Je lui demande de me déposer à Beringharjo que j’ai envie de voir. Le marché est une grande galerie sur plusieurs étages, dont le premier est uniquement envahi de vendeurs de vêtements, de coupons et de tissus au mètre. Je trouve un stand tenu par quatre dames, dont une est âgée. Les trois autres sont voilées, mais pas elle. Elle a un beau regard tendre et se cache pour ne pas que je la voie. Je négocie quelques bouts de tissus sur l’étal et je leur propose ensuite un cadeau (hadiah). La plus proche de moi est étonnée mais elle joue le jeu, alors je sors mon téléphone, la prends en photo et je sens qu’elle a l’impression que je me suis foutu d’elle, mais aussitôt, je sors mon imprimante et j’imprime la photo ; les femmes ont compris, alors elles commencent à rire et je mets littéralement le feu à l’allée où les commerçantes m’entourent pour regarder ce que je fais. Lorsque la photo apparaît, c’est l’explosion de joie ! La petite dame en rouge à côté de moi demande à ce que je prenne ses deux sœurs, ce que je fais avec plaisir, puis la grand-mère et là l’imprimante se bloque. Je mets dix bonnes minutes à décoincer le papier et elles me disent toutes que ce n’est pas grave. Pour moi, ça l’est, ce n’est pas juste. Je ne peux pas repartir comme ça sans avoir donné la photo à cette gentille dame. La dame en rouge m’évente parce qu’elle voit que je commence à transpirer et finalement la photo sort. La petite dame me remercie chaleureusement. De mon côté, je suis heureux d’avoir pu partager ce bon moment avec elles, ne pas avoir été simplement dans une relation marchande. Ironie de l’histoire, la seule photo qui me reste est à la photo de cette petite dame, les deux autres ont disparu… Ce n’est pas grave, ce n’était pas pour moi, mais bien pour elles.
J’ai regardé cette ville comme un animal effrayant et aujourd’hui je n’ai plus envie d’en partir. Tout ici me semble familier, tout me semble digne d’être regardé, apprécié, palpé… Je suis heureux d’être venu ici.
Il y a beaucoup de monde sur Malioboro et le taxi met pas mal de temps à me ramener à l’hôtel. Je regarde les passants, il y a des visages superbes dans cette ville. Je récupère ma valise à l’hôtel et le taxi n’arrive pas, je commence à stresser. Garuda Indonesia ferme les enregistrements de bagages une heure avant le départ, ce qui fait peu pour un vol intérieur, mais le chauffeur écrase le champignon, alerté par le type de la réception, alors je lui laisse un gros pourboire.
Arrivée à l’aéroport Adisucipto de Yogyakarta (JOG).
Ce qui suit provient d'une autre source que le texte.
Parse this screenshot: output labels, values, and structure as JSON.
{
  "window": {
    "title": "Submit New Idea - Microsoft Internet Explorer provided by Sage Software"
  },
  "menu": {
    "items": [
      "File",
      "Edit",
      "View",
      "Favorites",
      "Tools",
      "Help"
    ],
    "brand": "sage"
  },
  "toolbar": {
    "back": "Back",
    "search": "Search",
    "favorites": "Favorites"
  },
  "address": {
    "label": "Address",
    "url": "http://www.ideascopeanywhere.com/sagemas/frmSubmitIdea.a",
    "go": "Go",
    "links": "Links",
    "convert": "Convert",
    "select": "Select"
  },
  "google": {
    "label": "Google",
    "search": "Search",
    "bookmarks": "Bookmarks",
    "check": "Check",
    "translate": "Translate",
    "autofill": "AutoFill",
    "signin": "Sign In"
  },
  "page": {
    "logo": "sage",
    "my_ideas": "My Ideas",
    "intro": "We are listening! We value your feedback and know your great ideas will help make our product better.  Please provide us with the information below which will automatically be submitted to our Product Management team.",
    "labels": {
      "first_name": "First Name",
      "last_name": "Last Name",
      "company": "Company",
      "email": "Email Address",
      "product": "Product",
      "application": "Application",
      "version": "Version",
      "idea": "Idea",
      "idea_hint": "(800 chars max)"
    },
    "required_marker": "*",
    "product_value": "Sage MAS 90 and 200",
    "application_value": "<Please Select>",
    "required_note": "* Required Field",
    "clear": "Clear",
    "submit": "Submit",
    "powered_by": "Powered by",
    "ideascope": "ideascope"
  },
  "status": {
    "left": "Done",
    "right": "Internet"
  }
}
Enregistrement, attente dans le hall d’embarquement, dans la moiteur d’un pays que je m’apprête à quitter, j’ai tout de même un pincement au cœur. Les quatre portes donnent directement sur le tarmac et on marche sur la piste pour aller rejoindre l’avion, un Boeing 737 aux couleurs de la compagnie locale.
Arrivée à l’aéroport de Soekarno-Hatta de Jakarta (CGK) où règne une animation beaucoup plus intense que celle vécue à l’arrivée, lorsqu’il a fallu zoner devant les portes. Dehors, il fait lourd, moite. En passant près des zones fumeurs, on reconnait clairement l’odeur du kretek, ces cigarettes locales, parfumées au clou de girofle et dont le filtre est sucré, une odeur très agréable et pas du tout âcre comme celle des cigarettes traditionnelles. J’ai quatre heures d’attente, qui passent finalement assez vite.
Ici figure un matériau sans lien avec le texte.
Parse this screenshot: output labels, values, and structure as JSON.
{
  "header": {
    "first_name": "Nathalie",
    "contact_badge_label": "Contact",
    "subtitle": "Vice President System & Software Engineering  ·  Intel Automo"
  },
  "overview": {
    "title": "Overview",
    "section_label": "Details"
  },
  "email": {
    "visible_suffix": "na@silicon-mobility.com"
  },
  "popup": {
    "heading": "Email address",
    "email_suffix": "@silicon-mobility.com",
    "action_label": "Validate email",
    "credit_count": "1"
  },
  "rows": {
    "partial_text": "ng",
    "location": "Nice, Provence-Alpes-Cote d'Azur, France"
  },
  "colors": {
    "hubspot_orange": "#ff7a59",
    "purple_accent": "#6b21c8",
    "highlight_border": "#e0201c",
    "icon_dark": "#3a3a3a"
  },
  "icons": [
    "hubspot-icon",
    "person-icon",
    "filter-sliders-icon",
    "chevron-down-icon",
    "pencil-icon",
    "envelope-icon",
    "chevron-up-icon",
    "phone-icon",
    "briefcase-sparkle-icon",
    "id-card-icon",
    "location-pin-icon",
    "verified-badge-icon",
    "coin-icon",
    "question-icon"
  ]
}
Des voiles blancs partout, des valises identiques à l’enregistrement, c’est un monde à la fois de similitudes et de dissemblances que je quitte, un monde dans lequel j’ai mis le pied et dans lequel à présent, j’ai envie de retourner.
Le voyage se termine lorsque l’Airbus A380 d’Emirates Airlines pose les roues sur le tarmac de Roissy Charles de Gaulle et que je sors de l’aéroport en bermuda et chaussures légères pour rejoindre le taxi, tandis que dehors, il ne fait que 7°C.
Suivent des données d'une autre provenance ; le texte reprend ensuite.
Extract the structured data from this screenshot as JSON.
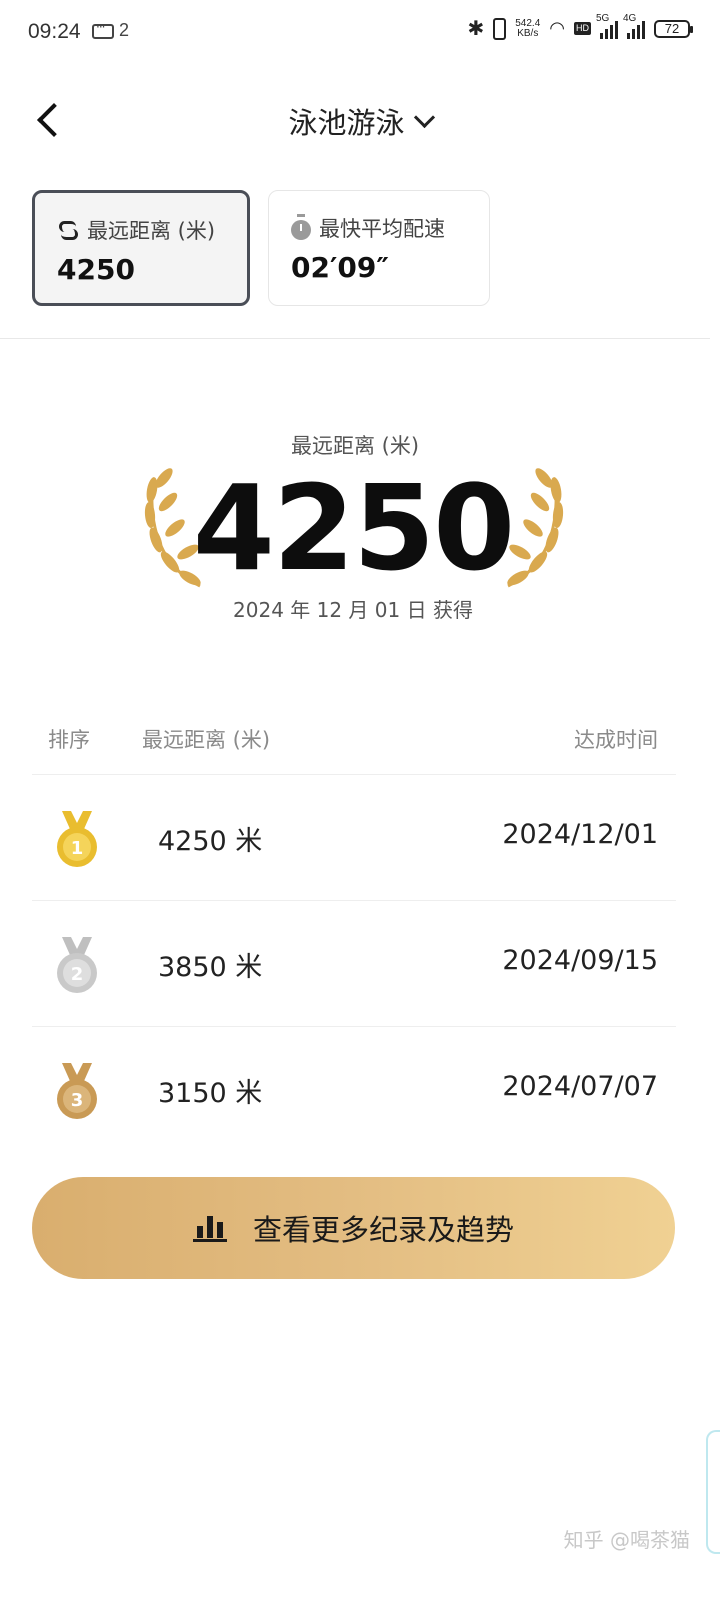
{
  "status_bar": {
    "time": "09:24",
    "notif_count": "2",
    "net_speed": "542.4",
    "net_unit": "KB/s",
    "signal1": "5G",
    "signal2": "4G",
    "battery": "72"
  },
  "header": {
    "title": "泳池游泳"
  },
  "cards": [
    {
      "label": "最远距离 (米)",
      "value": "4250",
      "icon": "route-icon",
      "selected": true
    },
    {
      "label": "最快平均配速",
      "value": "02′09″",
      "icon": "timer-icon",
      "selected": false
    }
  ],
  "hero": {
    "label": "最远距离 (米)",
    "value": "4250",
    "date": "2024 年 12 月 01 日 获得"
  },
  "table": {
    "headers": {
      "rank": "排序",
      "distance": "最远距离 (米)",
      "time": "达成时间"
    },
    "rows": [
      {
        "rank": "1",
        "distance": "4250 米",
        "date": "2024/12/01",
        "medal": "gold"
      },
      {
        "rank": "2",
        "distance": "3850 米",
        "date": "2024/09/15",
        "medal": "silver"
      },
      {
        "rank": "3",
        "distance": "3150 米",
        "date": "2024/07/07",
        "medal": "bronze"
      }
    ]
  },
  "more_button": {
    "label": "查看更多纪录及趋势"
  },
  "watermark": "知乎 @喝茶猫",
  "colors": {
    "gold": "#e9bd2f",
    "silver": "#c9c9c9",
    "bronze": "#c99a55",
    "button_start": "#d9ae6e",
    "button_end": "#f0d193",
    "laurel": "#d9a94f"
  }
}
Selamat tinggal Indonesia !!!
Read more
Mar 2, 2014 | Carnets de route (Osmanlı lale), Routes croisées |
Dernier jour plein ici avant le départ. Ce matin, faute de Merapi, je visiterai la ville de Yogyakarta, tentant de l’apprivoiser avant de m’enfuir comme un voleur. Toute la question est de savoir si j’arriverai à avoir une autre opinion de la ville que la première impression étrange du premier après-midi. Je demande un taxi pour me rendre au Taman Sari. Littéralement, Taman Sari signifie “beau jardin”. Lorsque j’arrive sur place, je me rends compte que je suis déjà passé devant, sans m’en rendre compte.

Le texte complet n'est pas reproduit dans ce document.